Frankly, I could use a break from that.
With the help of an internet connection, sports fans have some avenues for entertainment. Here is a brief rundown of what I have been watching lately. Feel free to send your own submissions to firstname.lastname@example.org just in case extended stay-at-home orders necessitate a follow-up column.
Embraced (and televised) by professionals as circuits canceled its dates, iRacing offers about five simulated races each day streaming for free via YouTube.
There are real drivers behind those avatars. And while much of the mechanical challenge has been substituted for internet connection issues, drivers from all over the world say the simulated racing experience handles faithfully.
Perhaps the simulation’s best feature is the least true-to-life moment of the simulation: crashes. Still damaging to your chances of winning, driving away from still-dramatic collisions rather than paying the ultimate price has been a source of humor as well as excitement.
- Chinese Professional Baseball League
For the early birds and extreme night owls, the Chinese Professional Baseball League hosts contests behind closed doors around 5:30 a.m. Central on weekdays.
Between the hour, the minor league-level skill, non-english commentary and cheerleaders performing for an empty stadium, there is something delightfully surreal about this viewing experience. And until ESPN secures rights to the Korean League opening play in May, this baseball fever-dream is just about the best ticket available.
Games are available at CPBLTV.com for about $35, but some teams host live streams and watch parties on platforms like YouTube, Twitch and Twitter. Your best english-speaking source for Taiwanese baseball is CPBLstats.com, which includes guides to navigating the non-mandarin language-based websites.
- Video Essays and Documentaries
We might be living in the Golden Age of Television, but if there’s one thing to glean from the economic impact of stay-at-home orders, it’s that you can’t eat gold.
In place of live-event viewing, documentaries and less traditional non-fiction media have helped sustain a connection to history and added a little protein to my quarantine fix.

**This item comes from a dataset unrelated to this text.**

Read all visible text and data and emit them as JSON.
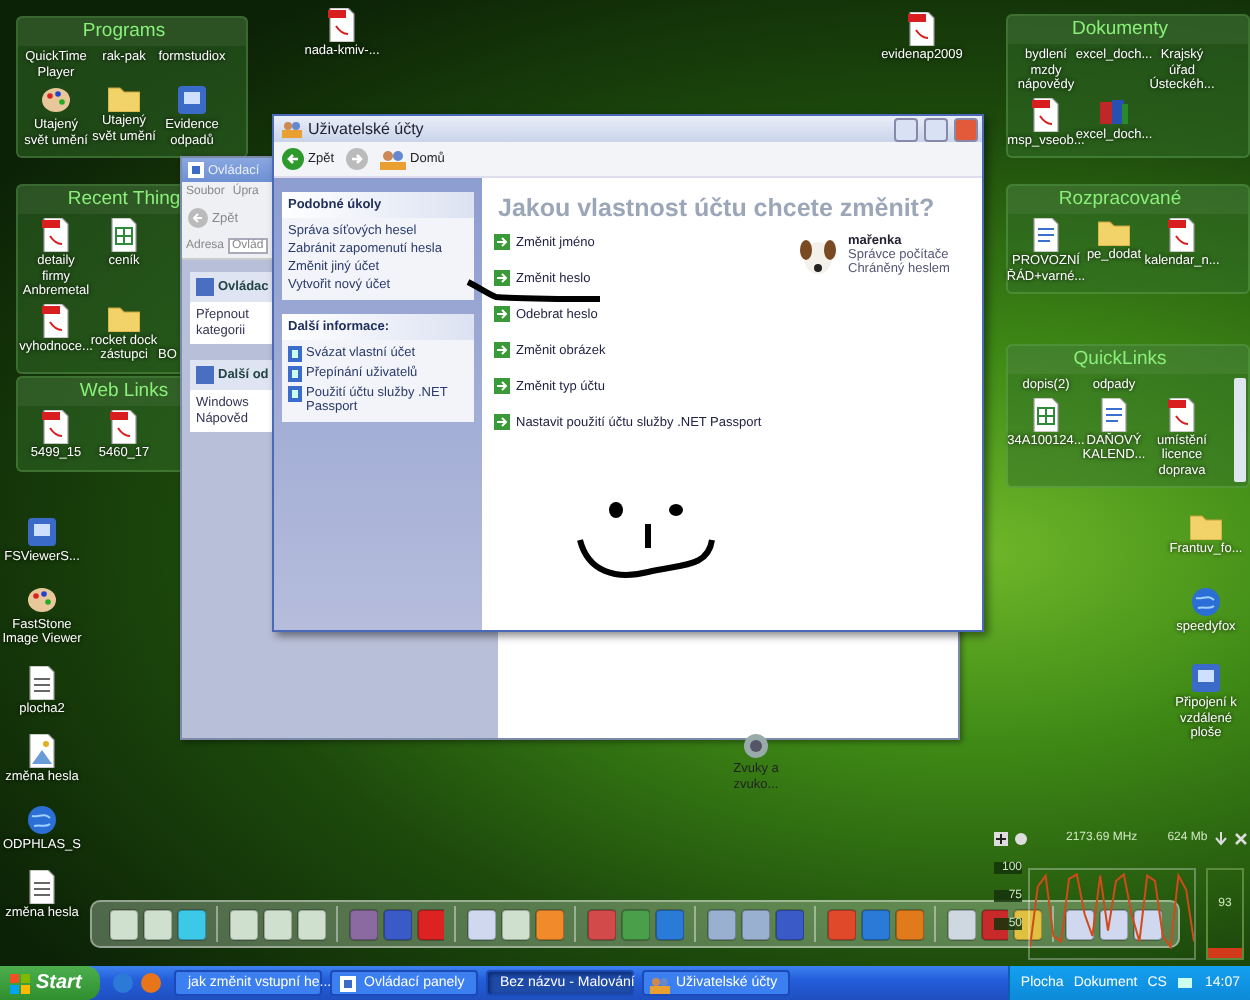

Some of my favorite sports films are documentaries, including “Hoop Dreams” and “Senna” available on HBO and Netflix, respectively. HBO’s recent release “The Scheme” was an entertaining caper that might just hold me over until ESPN’s much-hyped Michael Jordan documentary, “The Last Dance.”
Video essays are akin to documentaries, but often substitutes a more prominent narrative voice in place of interviews to make its argument. I believe this offers the medium to more niche subjects.
A six-part history of the Seattle Mariners has been another installment in an informative and hilarious set of video essays via SBNation’s Dorktown series and an excellent example of the potential of the growing medium.